On 2 July, the House Energy and Commerce Committee released a “manager’s amendment” to H.R. 6, the so-called 21st Century Cures legislation. Among other changes, this latest version of the bill would authorize significant new civil monetary penalties for fraud under a contract, grant, or other agreement through which the Department of Health and Human Services (HHS) provides funding.

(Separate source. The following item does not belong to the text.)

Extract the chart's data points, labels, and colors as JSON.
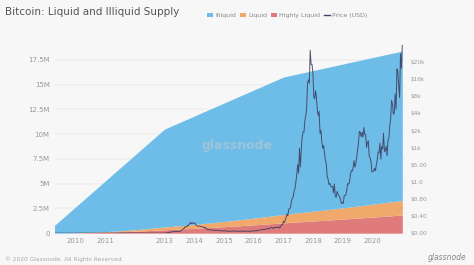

This latest version of the bill is scheduled to go before the House Rules Committee for approval this week, which is the next step before the bill can proceed to a floor vote by the full House. 
 
We have attached a full redline of the proposed changes for your review and summarize certain key provisions below.
 
Under current law, civil monetary penalties are available for a range of specified misconduct, such as making or causing to be made a false or fraudulent claim to a federal healthcare program, providing remuneration to a government healthcare program beneficiary to influence their selection of provider, or knowingly retaining an overpayment by Medicare or Medicaid. This bill would add the following to the list of actions for which penalties are available under the CMP statute:

  • Knowingly presenting or causing to be presented a false or fraudulent “specified claim” under an HHS contract or grant (up to US$10,000 per claim)
  • Knowingly making, using, or causing to be made or used a false statement, omission, or misrepresentation of material fact in a document required to be submitted to receive or retain funds under an HHS contract or grant (up to US$50,000 per false statement)
  • Knowingly making, using, or causing to be made or used a false record or statement that is material to a false or fraudulent “specified claim” (up to US$50,000 per false record or statement)
  • Knowingly making, using, or causing to be made or used a false record or statement material to an “obligation” to pay or transmit funds or property owed to HHS with respect to an HHS grant or contract (up to US$50,000 per false record or statement)
  • Knowingly concealing or knowingly and improperly avoiding or decreasing an “obligation” to pay or transmit funds or property owed to HHS with respect to an HHS grant or contract (up to US$10,000 per day that person conceals, avoids, decreases)
  • Failing to grant timely access to HHS OIG upon reasonable request for audits or to carry out other statutory functions in matters involving an HHS grant or contract (up to US$15,000 per day that access is not granted)

In addition to the specified money penalties, the bill would authorize the government to impose an “assessment” for all but the last of the specified actions above, which would be imposed “in lieu of damages” sustained by the federal or state government. Depending on the nature of the violation, a person who violates one of the provisions above would be required to pay an assessment of:

  • three times the amount claimed, in cases that involve a “specified claim”
  • three times the amount of HHS funds or property at issue, in cases involving receiving or retaining or failing to pay or transmit funds or property under an HHS grant or contract

The legislative language does not make clear what it means for persons to be subject to these assessments “in lieu of” damages. Note in addition that the bill would authorize the federal government to credit some or all of the specified money penalties and/or assessments to the HHS OIG as reimbursement for the costs of conducting investigations and audits with respect to the misconduct described above.
 
The bill also would authorize HHS to exclude a person who violates any of the new CMP provisions from participation in federal healthcare programs, and to direct state agencies to exclude the person from participation in state healthcare programs. 
 
Finally, note that the proposed bill would define a number of key terms broadly. Most notably:

  • A “specified claim” would be defined to mean “any application, request, or demand under a grant, contract, or other agreement for money or property” that is “presented or caused to be presented to an officer, employee, or agent” of HHS or a specified state agency, or that is “made to a contractor, grantee, or any other recipient if the money or property is to be spent or used on the Department’s behalf or to advance a Department program or interest,” and HHS either provides or reimburses the contractor/recipient for the funds requested or demanded. (The definition does, however, exclude “claims” as defined in the current CMP statute, which covers applications for payment for items or services under a federal healthcare program.)
  • An “obligation” would be defined to mean “an established duty, whether or not fixed, arising from an express or implied contractual, grantor-grantee, or licensor-licensee relationship, for a fee-based or similar relationship, from statute or regulation, or from the retention of any overpayment.”
  • “Material” would be defined to mean “having a natural tendency to influence, or be capable of influencing, the payment or receipt of money or property.”

However, these definitions would apply only to the proposed new CMP provisions and not to existing provisions of the CMP statute or other federal statutes.